Work has been going on for years in this direction, but it has never
gone very far.


There has been some work in the area, using different approaches. I've been
involved in one attempt, for the Cell, with Cupertino Miranda in CC.

Cupertino: could the URL where to find documentation on your experiments,
and the (old) patch to GCC and the (old) Cell SDK for that purpose?

What approach was taken in these experiments?

Cupertino will send you the documentation and reference to the old patch sent on the gcc-patches list.

In brief, there is no hotswapping, just attributes to let the MIDDLE-END decide, right before expanding to RTL, which part of the trees to keep and which to drop. Selection is done at the function level, and at the variable declaration level.

You still need multiple runs of cc1, but they could be hidden behind a single run of the driver. It may not be a good idea, though, since different optimization flags may be relevant for the different backends (and even for the different functions, but this is a distinct issue).
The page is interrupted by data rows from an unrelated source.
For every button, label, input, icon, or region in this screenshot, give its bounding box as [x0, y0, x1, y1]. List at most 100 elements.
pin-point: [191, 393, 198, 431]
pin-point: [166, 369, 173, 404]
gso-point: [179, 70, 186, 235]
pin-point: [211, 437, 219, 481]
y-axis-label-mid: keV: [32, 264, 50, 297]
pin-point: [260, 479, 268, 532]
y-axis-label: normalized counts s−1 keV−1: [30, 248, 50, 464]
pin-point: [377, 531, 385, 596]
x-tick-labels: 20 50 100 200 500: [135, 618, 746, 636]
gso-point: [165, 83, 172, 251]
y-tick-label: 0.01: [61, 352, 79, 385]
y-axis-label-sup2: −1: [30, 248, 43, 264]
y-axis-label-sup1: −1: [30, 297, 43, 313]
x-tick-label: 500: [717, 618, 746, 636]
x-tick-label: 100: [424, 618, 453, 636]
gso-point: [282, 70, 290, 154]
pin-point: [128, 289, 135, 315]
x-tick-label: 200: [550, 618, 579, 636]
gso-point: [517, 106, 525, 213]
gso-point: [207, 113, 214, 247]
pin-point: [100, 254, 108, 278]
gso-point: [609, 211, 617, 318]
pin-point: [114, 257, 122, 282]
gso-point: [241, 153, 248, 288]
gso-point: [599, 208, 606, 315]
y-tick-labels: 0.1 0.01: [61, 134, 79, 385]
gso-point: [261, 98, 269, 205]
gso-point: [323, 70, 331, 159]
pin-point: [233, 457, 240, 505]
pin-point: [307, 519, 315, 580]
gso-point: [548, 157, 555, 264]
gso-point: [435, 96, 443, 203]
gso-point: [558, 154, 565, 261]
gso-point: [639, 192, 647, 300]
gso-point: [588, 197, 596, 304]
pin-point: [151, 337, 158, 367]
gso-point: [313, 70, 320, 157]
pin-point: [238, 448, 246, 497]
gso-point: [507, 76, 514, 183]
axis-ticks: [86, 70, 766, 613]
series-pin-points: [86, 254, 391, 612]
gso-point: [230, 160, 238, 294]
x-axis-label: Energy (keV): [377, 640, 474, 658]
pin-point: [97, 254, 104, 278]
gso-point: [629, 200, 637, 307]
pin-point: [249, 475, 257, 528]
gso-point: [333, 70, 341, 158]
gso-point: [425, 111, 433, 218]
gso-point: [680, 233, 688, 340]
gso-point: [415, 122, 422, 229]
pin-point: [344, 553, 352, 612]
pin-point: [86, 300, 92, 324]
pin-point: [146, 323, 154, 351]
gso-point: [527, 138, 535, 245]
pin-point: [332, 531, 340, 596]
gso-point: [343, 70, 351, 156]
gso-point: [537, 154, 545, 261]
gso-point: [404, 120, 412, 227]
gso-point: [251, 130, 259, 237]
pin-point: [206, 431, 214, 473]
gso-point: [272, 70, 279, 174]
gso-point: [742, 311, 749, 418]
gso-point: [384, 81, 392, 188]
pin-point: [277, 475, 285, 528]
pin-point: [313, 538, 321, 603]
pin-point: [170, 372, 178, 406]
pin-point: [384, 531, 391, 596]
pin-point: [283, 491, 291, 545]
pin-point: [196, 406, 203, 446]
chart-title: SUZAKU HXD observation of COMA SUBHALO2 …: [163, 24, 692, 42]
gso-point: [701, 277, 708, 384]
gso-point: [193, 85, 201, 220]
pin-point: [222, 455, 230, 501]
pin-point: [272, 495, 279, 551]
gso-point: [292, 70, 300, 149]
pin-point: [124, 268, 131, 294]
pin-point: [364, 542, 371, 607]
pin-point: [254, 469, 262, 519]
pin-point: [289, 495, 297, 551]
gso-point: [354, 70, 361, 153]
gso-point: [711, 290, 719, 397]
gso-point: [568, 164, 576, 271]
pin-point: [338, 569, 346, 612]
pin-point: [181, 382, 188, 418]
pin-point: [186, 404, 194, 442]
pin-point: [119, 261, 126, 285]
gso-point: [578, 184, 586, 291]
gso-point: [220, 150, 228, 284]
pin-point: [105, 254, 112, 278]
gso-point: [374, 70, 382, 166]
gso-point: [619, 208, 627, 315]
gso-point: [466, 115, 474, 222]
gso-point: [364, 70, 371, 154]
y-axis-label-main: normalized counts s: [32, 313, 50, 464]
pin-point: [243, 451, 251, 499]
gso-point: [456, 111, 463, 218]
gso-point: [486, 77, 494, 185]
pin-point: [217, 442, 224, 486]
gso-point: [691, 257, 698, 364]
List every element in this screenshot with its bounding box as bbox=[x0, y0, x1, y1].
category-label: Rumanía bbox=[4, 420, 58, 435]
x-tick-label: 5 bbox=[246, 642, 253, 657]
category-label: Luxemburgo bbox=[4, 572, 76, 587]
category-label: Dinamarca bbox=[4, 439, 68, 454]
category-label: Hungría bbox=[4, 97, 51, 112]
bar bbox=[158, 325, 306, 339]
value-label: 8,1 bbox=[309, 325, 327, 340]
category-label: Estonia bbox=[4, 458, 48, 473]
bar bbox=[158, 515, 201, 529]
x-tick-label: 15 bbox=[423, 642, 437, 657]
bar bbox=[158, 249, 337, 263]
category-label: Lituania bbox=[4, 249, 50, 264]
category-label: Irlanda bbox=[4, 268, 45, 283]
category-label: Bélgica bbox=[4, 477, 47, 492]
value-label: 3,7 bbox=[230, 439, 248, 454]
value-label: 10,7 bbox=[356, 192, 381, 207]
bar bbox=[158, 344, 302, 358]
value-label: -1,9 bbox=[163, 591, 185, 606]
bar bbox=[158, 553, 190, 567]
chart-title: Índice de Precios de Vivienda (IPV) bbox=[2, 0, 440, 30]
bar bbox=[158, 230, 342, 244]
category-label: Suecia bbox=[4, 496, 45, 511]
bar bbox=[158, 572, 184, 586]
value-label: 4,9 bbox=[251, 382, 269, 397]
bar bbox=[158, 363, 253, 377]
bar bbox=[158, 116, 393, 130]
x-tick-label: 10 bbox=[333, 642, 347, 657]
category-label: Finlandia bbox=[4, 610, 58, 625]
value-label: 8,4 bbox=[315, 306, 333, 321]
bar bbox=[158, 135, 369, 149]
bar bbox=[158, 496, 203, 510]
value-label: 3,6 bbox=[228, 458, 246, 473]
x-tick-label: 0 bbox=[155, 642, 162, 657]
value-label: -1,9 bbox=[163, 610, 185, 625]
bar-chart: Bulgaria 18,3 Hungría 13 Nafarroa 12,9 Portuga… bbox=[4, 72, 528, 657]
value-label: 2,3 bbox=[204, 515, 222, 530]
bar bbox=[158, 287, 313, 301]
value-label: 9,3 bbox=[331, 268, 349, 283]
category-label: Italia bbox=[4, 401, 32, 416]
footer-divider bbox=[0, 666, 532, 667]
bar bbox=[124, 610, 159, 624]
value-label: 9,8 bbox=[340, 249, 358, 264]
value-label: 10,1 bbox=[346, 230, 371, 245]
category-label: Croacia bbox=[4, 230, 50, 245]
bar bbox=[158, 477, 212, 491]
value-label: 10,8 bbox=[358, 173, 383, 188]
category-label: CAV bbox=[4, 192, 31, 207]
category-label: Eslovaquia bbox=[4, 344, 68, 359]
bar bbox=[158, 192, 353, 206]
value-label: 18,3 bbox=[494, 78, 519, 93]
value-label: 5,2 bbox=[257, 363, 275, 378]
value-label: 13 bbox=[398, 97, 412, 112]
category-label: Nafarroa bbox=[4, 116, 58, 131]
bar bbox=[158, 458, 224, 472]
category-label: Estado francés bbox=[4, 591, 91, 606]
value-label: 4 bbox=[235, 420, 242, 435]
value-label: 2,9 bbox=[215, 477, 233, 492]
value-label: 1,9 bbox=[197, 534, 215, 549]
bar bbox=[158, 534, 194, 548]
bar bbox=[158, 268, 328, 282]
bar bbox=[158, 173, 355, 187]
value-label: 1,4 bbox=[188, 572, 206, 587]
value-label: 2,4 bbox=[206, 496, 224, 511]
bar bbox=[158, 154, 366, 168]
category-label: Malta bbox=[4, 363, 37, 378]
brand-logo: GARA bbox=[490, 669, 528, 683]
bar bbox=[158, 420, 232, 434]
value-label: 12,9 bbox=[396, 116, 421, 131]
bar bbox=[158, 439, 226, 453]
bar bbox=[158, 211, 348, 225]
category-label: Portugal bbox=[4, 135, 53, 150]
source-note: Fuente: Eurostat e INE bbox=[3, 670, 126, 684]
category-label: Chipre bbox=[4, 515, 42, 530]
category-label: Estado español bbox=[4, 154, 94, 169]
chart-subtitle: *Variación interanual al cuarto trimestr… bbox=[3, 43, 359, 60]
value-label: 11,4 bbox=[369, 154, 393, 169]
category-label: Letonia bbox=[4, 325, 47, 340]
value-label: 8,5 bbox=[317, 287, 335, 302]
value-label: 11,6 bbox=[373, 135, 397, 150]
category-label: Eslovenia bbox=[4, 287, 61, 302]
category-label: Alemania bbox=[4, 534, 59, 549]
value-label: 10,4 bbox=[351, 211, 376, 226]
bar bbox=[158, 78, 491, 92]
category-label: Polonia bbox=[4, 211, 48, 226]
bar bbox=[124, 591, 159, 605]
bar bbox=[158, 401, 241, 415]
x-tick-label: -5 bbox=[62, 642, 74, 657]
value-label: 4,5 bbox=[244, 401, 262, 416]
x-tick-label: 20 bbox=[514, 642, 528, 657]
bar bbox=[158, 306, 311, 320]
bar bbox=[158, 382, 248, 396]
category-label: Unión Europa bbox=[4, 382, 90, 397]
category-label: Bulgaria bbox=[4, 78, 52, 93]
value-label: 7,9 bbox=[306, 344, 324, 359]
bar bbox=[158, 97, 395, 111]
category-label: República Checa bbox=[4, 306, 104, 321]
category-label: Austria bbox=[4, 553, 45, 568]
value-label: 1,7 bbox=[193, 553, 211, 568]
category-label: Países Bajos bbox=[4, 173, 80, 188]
The point, for the Cell, was to perform whole-program analysis across ISA boundaries. E.g., looking at IPCP or specialization and inlining. Another example is to be able to assess the profitability of a transformation on a function that compiles to target X, but internally depends (calls) a function on target Y. You would have to assess the side-effects, cost, and pass static and dynamic profile data across the boundaries again. This was only a target direction, we did not do anything there.

We struggled a lot with the data types and API that differ widely and non-consistently between the Cell PPE and SPE... as if IBM did not think until very late that single-source-multiple-backend compilation was relevant!